Jim Harbaugh and the Wolverines walked off the field after the first two quarters against Wisconsin last weekend trailing 28-0 -- their largest halftime deficit in the history of Michigan Stadium.
They went on to lose 49-11 -- their most lopsided defeat since 1940 and their second worst defeat ever.
They fell to 1-3 on the season -- their worst start since 1967.
For a program of Michigan's stature, led by the fourth highest-paid coach in the country, one might call this an embarrassment. Not Harbaugh, who says his team just needs to "get back to work."
"We’re not going to slow down, we’re never going to stop and we’re not going to feel sorry for ourselves. And I don’t think there’s anything to be embarrassed about," Harbaugh told the Stoney and Jansen Show. "You just keep pushing forward. There’s some people who think athletic greatness is defined by perfection -- it’s not. It’s defined by overcoming obstacles and adversity."
For Michigan, one obstacle is an apparent lack of talent. The Wolverines were missing several starters against Wisconsin, but they don't have enough playmakers when healthy to keep up with the best teams in the Big Ten.
"I think we do, I think we have the talent," Harbaugh said. "Some guys that were maybe not expected to play as much or as have as big of a role, find themselves in that role. And some are playing pretty good -- pretty darn good -- and will get even better. Some good snaps, have earned more time."
These are uncertain times for Harbaugh. His contract is up at Michigan after next season, and talks on an extension have seemingly stalled. There's increasing speculation that the two sides might part ways this offseason in an 'amicable divorce.'
For the purposes of recruiting, Michigan can't possibly retain Harbaugh as a lame-duck coach. He's the only Power Five coach with less than two years remaining on his deal. So either he gets an extension in the next few months or he departs altogether.
Does he still want to coach next season, with or without an extension?
"As I said, this is life-giving energy to me. Coming back, attacking this week, this is what I live for," Harbaugh said.
With each loss, the outside noise grows louder. Nationally and locally, Harbaugh is losing support. The growing consensus is that it's time for Michigan to move on.
Asked how he handles his critics, Harbaugh said, "That just depends on your interest and your willingness to listen to what they say. My interest is high in coaching this football team and doing everything possible to lead them and be their coach."
The Wolverines should get back on track this weekend with a trip to Rutgers. They close out the season with Penn State, Maryland and Ohio State.
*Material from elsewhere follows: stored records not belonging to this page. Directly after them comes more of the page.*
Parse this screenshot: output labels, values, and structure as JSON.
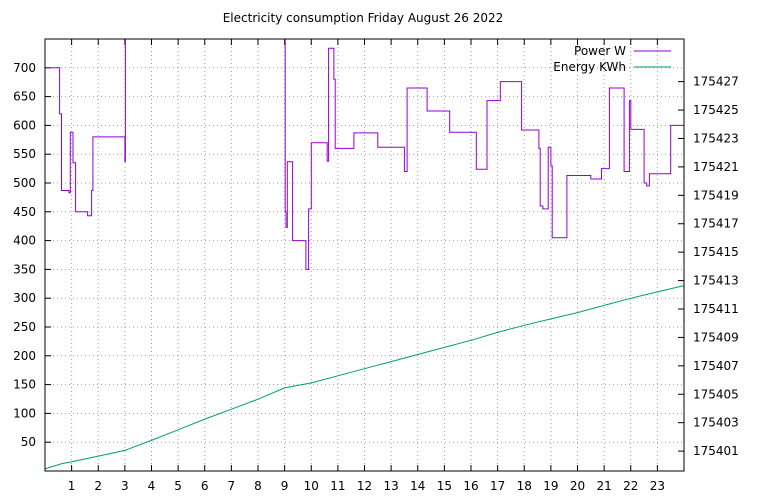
{
  "chart_data": {
    "type": "line",
    "title": "Electricity consumption Friday August 26 2022",
    "xlabel": "",
    "ylabel": "",
    "y2label": "",
    "xlim": [
      0,
      24
    ],
    "ylim": [
      0,
      750
    ],
    "y2lim": [
      175399.6,
      175430.0
    ],
    "grid": true,
    "legend_position": "top-right",
    "x_ticks": [
      1,
      2,
      3,
      4,
      5,
      6,
      7,
      8,
      9,
      10,
      11,
      12,
      13,
      14,
      15,
      16,
      17,
      18,
      19,
      20,
      21,
      22,
      23
    ],
    "y_ticks": [
      50,
      100,
      150,
      200,
      250,
      300,
      350,
      400,
      450,
      500,
      550,
      600,
      650,
      700
    ],
    "y2_ticks": [
      175401,
      175403,
      175405,
      175407,
      175409,
      175411,
      175413,
      175415,
      175417,
      175419,
      175421,
      175423,
      175425,
      175427
    ],
    "series": [
      {
        "name": "Power W",
        "axis": "left",
        "color": "#9400d3",
        "step": true,
        "x": [
          0,
          0.05,
          0.55,
          0.62,
          0.9,
          0.95,
          1.05,
          1.15,
          1.2,
          1.6,
          1.75,
          1.8,
          2.55,
          3.0,
          3.02,
          9.0,
          9.02,
          9.05,
          9.1,
          9.3,
          9.8,
          9.9,
          10.0,
          10.6,
          10.65,
          10.85,
          10.9,
          11.6,
          12.5,
          13.5,
          13.6,
          14.35,
          15.2,
          16.2,
          16.6,
          17.1,
          17.9,
          18.55,
          18.6,
          18.7,
          18.9,
          19.0,
          19.05,
          19.5,
          19.6,
          20.5,
          20.9,
          21.2,
          21.75,
          21.95,
          22.0,
          22.5,
          22.6,
          22.7,
          23.5
        ],
        "y": [
          700,
          700,
          620,
          487,
          483,
          588,
          535,
          450,
          450,
          443,
          487,
          580,
          580,
          537,
          750,
          750,
          450,
          423,
          537,
          400,
          350,
          455,
          570,
          538,
          734,
          680,
          560,
          587,
          562,
          520,
          665,
          625,
          588,
          524,
          643,
          676,
          592,
          560,
          460,
          455,
          562,
          530,
          405,
          405,
          513,
          507,
          525,
          665,
          520,
          643,
          593,
          500,
          495,
          516,
          600
        ]
      },
      {
        "name": "Energy KWh",
        "axis": "right",
        "color": "#009e73",
        "step": false,
        "x": [
          0,
          0.6,
          1,
          2,
          3,
          4,
          5,
          6,
          7,
          8,
          9,
          10,
          11,
          12,
          13,
          14,
          15,
          16,
          17,
          18,
          19,
          20,
          21,
          22,
          23,
          24
        ],
        "y": [
          175399.75,
          175400.1,
          175400.25,
          175400.65,
          175401.05,
          175401.75,
          175402.5,
          175403.25,
          175403.95,
          175404.65,
          175405.45,
          175405.8,
          175406.3,
          175406.8,
          175407.3,
          175407.8,
          175408.3,
          175408.8,
          175409.35,
          175409.85,
          175410.3,
          175410.75,
          175411.25,
          175411.75,
          175412.2,
          175412.65
        ]
      }
    ]
  }
}
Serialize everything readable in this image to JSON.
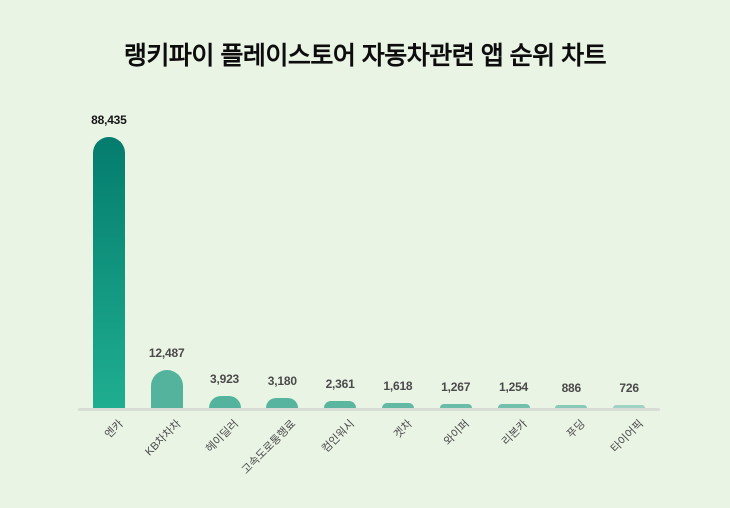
{
  "title": "랭키파이 플레이스토어 자동차관련 앱 순위 차트",
  "chart_data": {
    "type": "bar",
    "title": "랭키파이 플레이스토어 자동차관련 앱 순위 차트",
    "categories": [
      "엔카",
      "KB차차차",
      "헤이딜러",
      "고속도로통행료",
      "컴인워시",
      "겟차",
      "와이퍼",
      "리본카",
      "푸딩",
      "타이어픽"
    ],
    "values": [
      88435,
      12487,
      3923,
      3180,
      2361,
      1618,
      1267,
      1254,
      886,
      726
    ],
    "value_labels": [
      "88,435",
      "12,487",
      "3,923",
      "3,180",
      "2,361",
      "1,618",
      "1,267",
      "1,254",
      "886",
      "726"
    ],
    "xlabel": "",
    "ylabel": "",
    "ylim": [
      0,
      88435
    ],
    "grid": false,
    "legend": false,
    "bar_orientation": "vertical",
    "colors": {
      "background": "#eaf4e5",
      "first_bar_gradient_top": "#047c6e",
      "first_bar_gradient_bottom": "#1fae90",
      "bar_colors": [
        "#1fae90",
        "#54b39c",
        "#54b39c",
        "#57b49e",
        "#5bb6a0",
        "#62b9a4",
        "#69bda8",
        "#70c0ac",
        "#87cab8",
        "#9fd3c4"
      ],
      "axis_line": "#d8ddd5",
      "title_text": "#0d0d0d",
      "first_value_label": "#161616",
      "value_label": "#4a4a4a",
      "category_label": "#4a4a4a"
    }
  }
}
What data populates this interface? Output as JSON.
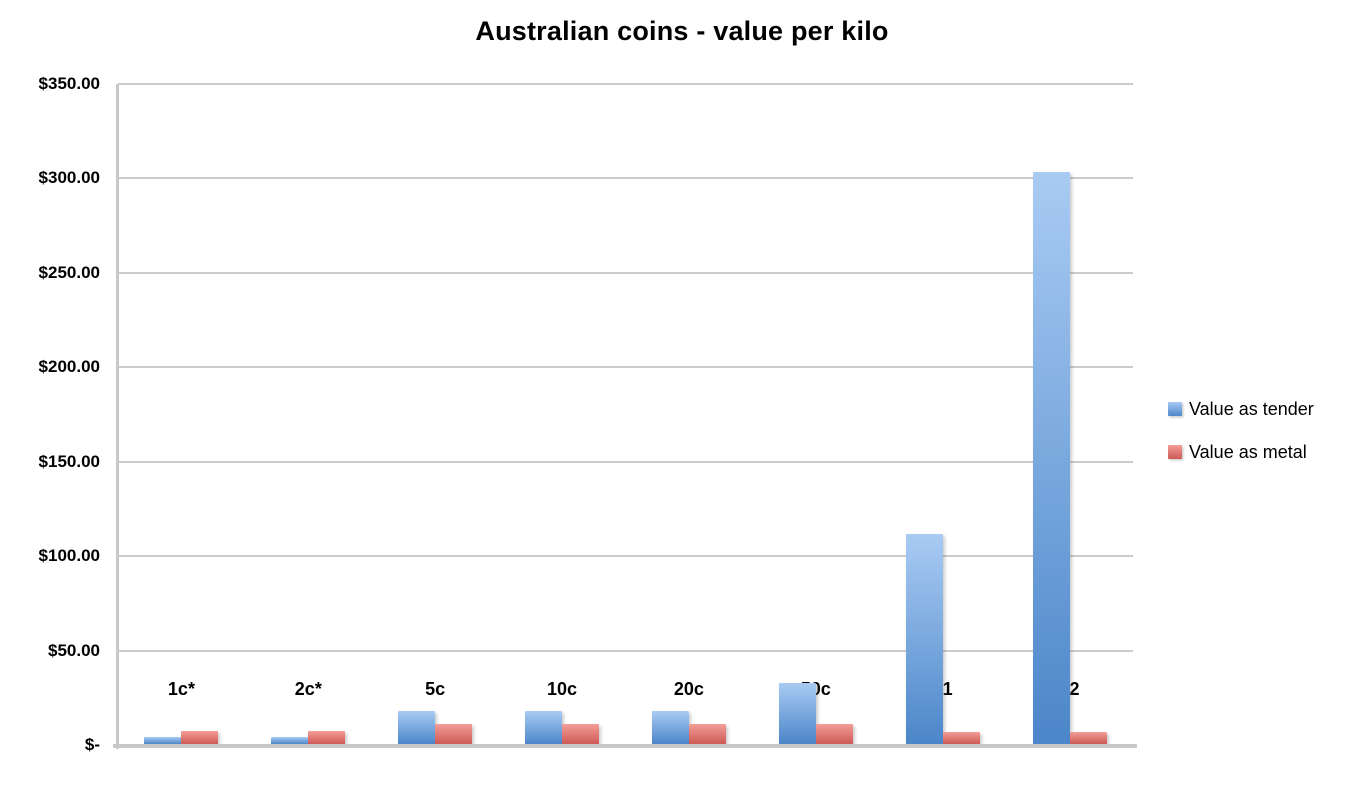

That 1967 team that also started 1-3 finished with four wins, and the head coach was gone a year later -- replaced by the legendary Bo Schembechler.
If a similar fate doesn't away this team and this coach, they better change the story soon.
"Every week, whether you win or lose, you go right to work on what you can improve. It’s always that process, and been at it pretty darn hard. Going to continue to do so," Harbaugh said. "There’s a great faith over here on this team that we’ll find a way."